Mestinya ketika dibangun pasar petani, para petani juga dibekali pengetahuan dengan ilmu dan manajemen pemasaran melalui berbagai pelatihan termasuk bagaimana membangun link ke lauar daerah dan bagaimana mem“protect” produk lokal dari “serbuan” produk serupa dari luar.
Ada memang beberapa pasar petani yang kemudian tetap eksis sampai sekarang, seperti pasar petani yang digelar setipa hari Jum’at di Komplek Kementerian Pertanian, Pasar Minggu, Jakarta Selatan. Namun kebanyakan pasar petani yang sudah dibangun hampir di semua daerah, kini sudah berubah menjadi pasar konvesional dimana porsi petani untuk memasarkan langsung hasil pertanian mereka, semakin kecil.
Salah satu penyebabnya, banyak pemerintah daerah yang tidak memahami fungsi dan peran pasar petani, karena minimnya sosialisasi dan pendekatan dari pusat ke daerah. Posisi tawar petani juga menjadi semakin lemah akibat “serbuan” produk pertanian dari luar yang memang tidak bisa dibendung lagi di era pasar bebas sekarang ini. Kalau kondisi seperti ini masih terus dipertahankan, upaya mensejahterkanan melalui usaha tani, sepertinya akan semakin sulit dicapai.
Berangkat dari keprihatinan atas kondisi tersebut, Balai Diklat Pertanian Aceh atau BDP Saree, sebagai salah satu stake holders pertanian yang akan bertindak sebagai tuan rumah pelaksanaan Pekan Nasional (Penas) Petani Nelayan ke XV, menggagas konsep pasar petani jilid dua yang diberi nama “Farmer’s Agro Market”.
Pada prinsipnya konsep farmer’s agro market ini mengadopsi konsep pasar petani yang udah ada sebelumnya, namun dengan penaekanan-khusus yang berfungsi sebagai bentuk “proteksi” kepada petani. Implementasi dari konsep ini sudah mulai digarap oleh BDP Saree dengan membangun Farmer’s Agro Market di komplek balai diklat pertanian yang terletak persis di lintasan utama jalur Medan – Banda Aceh itu.

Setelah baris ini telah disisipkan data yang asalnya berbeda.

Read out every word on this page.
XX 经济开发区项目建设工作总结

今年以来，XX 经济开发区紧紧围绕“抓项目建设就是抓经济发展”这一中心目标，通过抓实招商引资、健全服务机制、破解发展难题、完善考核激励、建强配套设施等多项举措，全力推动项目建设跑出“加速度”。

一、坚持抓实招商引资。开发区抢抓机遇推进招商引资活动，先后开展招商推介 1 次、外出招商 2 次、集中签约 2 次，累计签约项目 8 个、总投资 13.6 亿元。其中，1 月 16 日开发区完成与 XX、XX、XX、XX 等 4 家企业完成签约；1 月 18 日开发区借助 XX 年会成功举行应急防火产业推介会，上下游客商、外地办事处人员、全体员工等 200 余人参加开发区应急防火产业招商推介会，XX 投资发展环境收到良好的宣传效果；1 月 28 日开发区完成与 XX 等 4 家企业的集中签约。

Dengan demikian agro market yang saat ini dalam tahap pembangunan saranan dan prasarana ini, akan memiliki kekhasan sehingga bisa menjadi daya tarik konsumen untuk berbelanja disini, karena produk pertanian yang dibeli disini benar-benar produk organik yang tentu saja aman untuk dikonsumsi.
“Wilayah Saree dan sekitarnya adalah sentra berbagai produk pertanian termasuk produk-produk olahanan hasil pertanian, tapi selama ini para petani belum memiliki akses pemasaran yang bisa mereka kendalikan sendiri, konsep yang kami tawarkan ini diharapkan akan mampu menjadi solusi permanen bagi petani untuk bisa memasarkan produk pertanian mereka sekaligus menetapkan harga sendiri dari produk yang merka hasilkan, sehingga pendapatan mereka bisa meningkat dan kesejahteraan mereka juga ikut terdongkrak” ungkap Ahdar.

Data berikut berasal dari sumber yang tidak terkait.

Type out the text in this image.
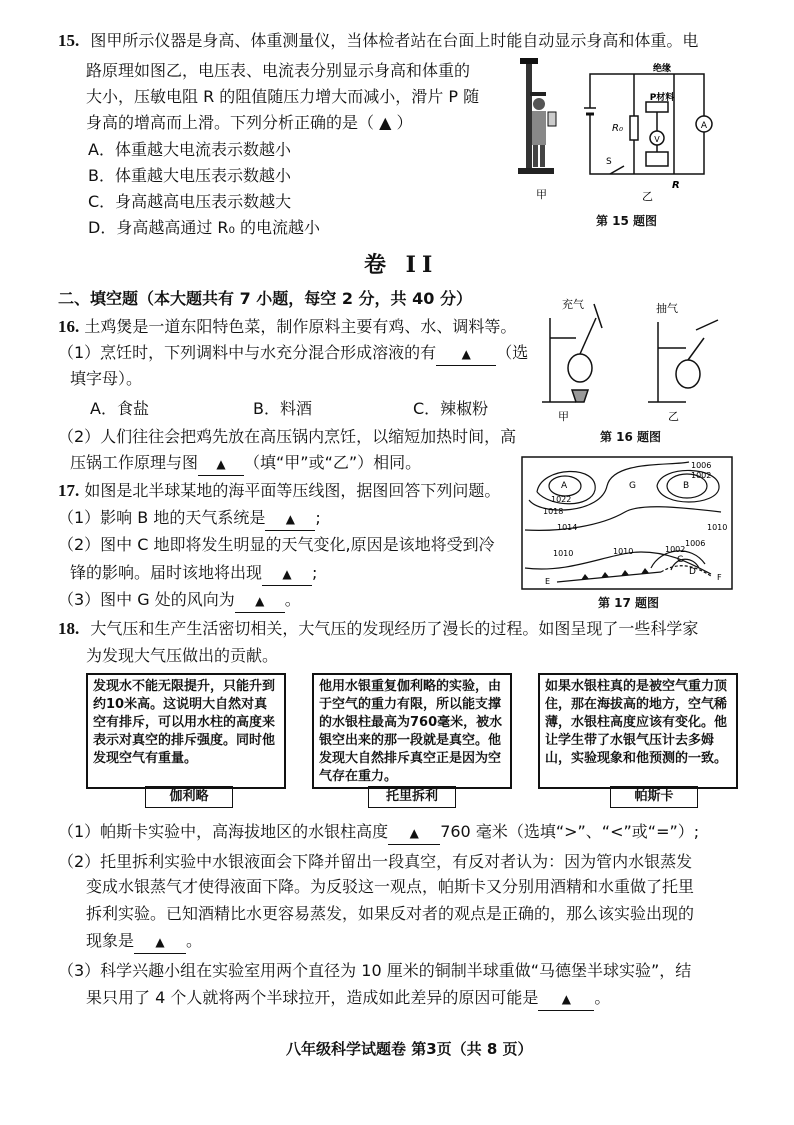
15. 图甲所示仪器是身高、体重测量仪，当体检者站在台面上时能自动显示身高和体重。电
路原理如图乙，电压表、电流表分别显示身高和体重的
大小，压敏电阻 R 的阻值随压力增大而减小，滑片 P 随
身高的增高而上滑。下列分析正确的是（ ▲ ）
A．体重越大电流表示数越小
B．体重越大电压表示数越小
C．身高越高电压表示数越大
D．身高越高通过 R₀ 的电流越小
绝缘
P材料
R₀
R
S
A
V
甲	乙
第 15 题图
卷 II
二、填空题（本大题共有 7 小题，每空 2 分，共 40 分）
16. 土鸡煲是一道东阳特色菜，制作原料主要有鸡、水、调料等。
（1）烹饪时，下列调料中与水充分混合形成溶液的有 ▲ （选
填字母）。
A．食盐	B．料酒	C．辣椒粉
（2）人们往往会把鸡先放在高压锅内烹饪，以缩短加热时间，高
压锅工作原理与图 ▲ （填“甲”或“乙”）相同。
充气	抽气
甲	乙
第 16 题图
17. 如图是北半球某地的海平面等压线图，据图回答下列问题。
（1）影响 B 地的天气系统是 ▲ ;
（2）图中 C 地即将发生明显的天气变化,原因是该地将受到冷
锋的影响。届时该地将出现 ▲ ;
（3）图中 G 处的风向为 ▲ 。
1006
1002
A	B
G
1022
1018
1014	1010
1010	1002
1006
C
D
E	F
1010
第 17 题图
18. 大气压和生产生活密切相关，大气压的发现经历了漫长的过程。如图呈现了一些科学家
为发现大气压做出的贡献。
发现水不能无限提升，只能升到约10米高。这说明大自然对真空有排斥，可以用水柱的高度来表示对真空的排斥强度。同时他发现空气有重量。
伽利略
他用水银重复伽利略的实验，由于空气的重力有限，所以能支撑的水银柱最高为760毫米，被水银空出来的那一段就是真空。他发现大自然排斥真空正是因为空气存在重力。
托里拆利
如果水银柱真的是被空气重力顶住，那在海拔高的地方，空气稀薄，水银柱高度应该有变化。他让学生带了水银气压计去多姆山，实验现象和他预测的一致。
帕斯卡
（1）帕斯卡实验中，高海拔地区的水银柱高度 ▲ 760 毫米（选填“>”、“<”或“=”）;
（2）托里拆利实验中水银液面会下降并留出一段真空，有反对者认为：因为管内水银蒸发
变成水银蒸气才使得液面下降。为反驳这一观点，帕斯卡又分别用酒精和水重做了托里
拆利实验。已知酒精比水更容易蒸发，如果反对者的观点是正确的，那么该实验出现的
现象是 ▲ 。
（3）科学兴趣小组在实验室用两个直径为 10 厘米的铜制半球重做“马德堡半球实验”，结
果只用了 4 个人就将两个半球拉开，造成如此差异的原因可能是 ▲ 。
八年级科学试题卷 第3页（共 8 页）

Lebih lanjut Ahdar menjelaskan, meskipun pembangunan agro market ini ada kaitannya dengan even Penas ke XV tahun 2017 dimana Aceh menjadi tuan rumah, namun keberadaan agro market ini akan terus dipertahankan selamanya dan bisa menjadi percontohan bagi kabupaten/kota di seluruh provinsi Aceh untuk bisa mengadopsi konsep ini dan menerapkannya di daerah masing-masing.
“Selama ini teman-teman penyuluh sudah melakukan pembinaan kepada petani dan produktivitas hasil pertanian semakin hari semakin meningkat, tapi kalau akses pemasaran produk pertanian ini tidak dibuka dan dikelola secara berkesinambungan, usaha mereka untuk meningkatkan kesejahteraan petani akan sia-sia” lanjut Ahdar “Insya Allah, awal tahun 2017 nanti Farmer’s Agro Market ini sudah bisa difungsikan dan para petani akan punya tempat sendiri untuk memasarkan produk pertanian yang selama ini mereka hasilkan” lanjutnya.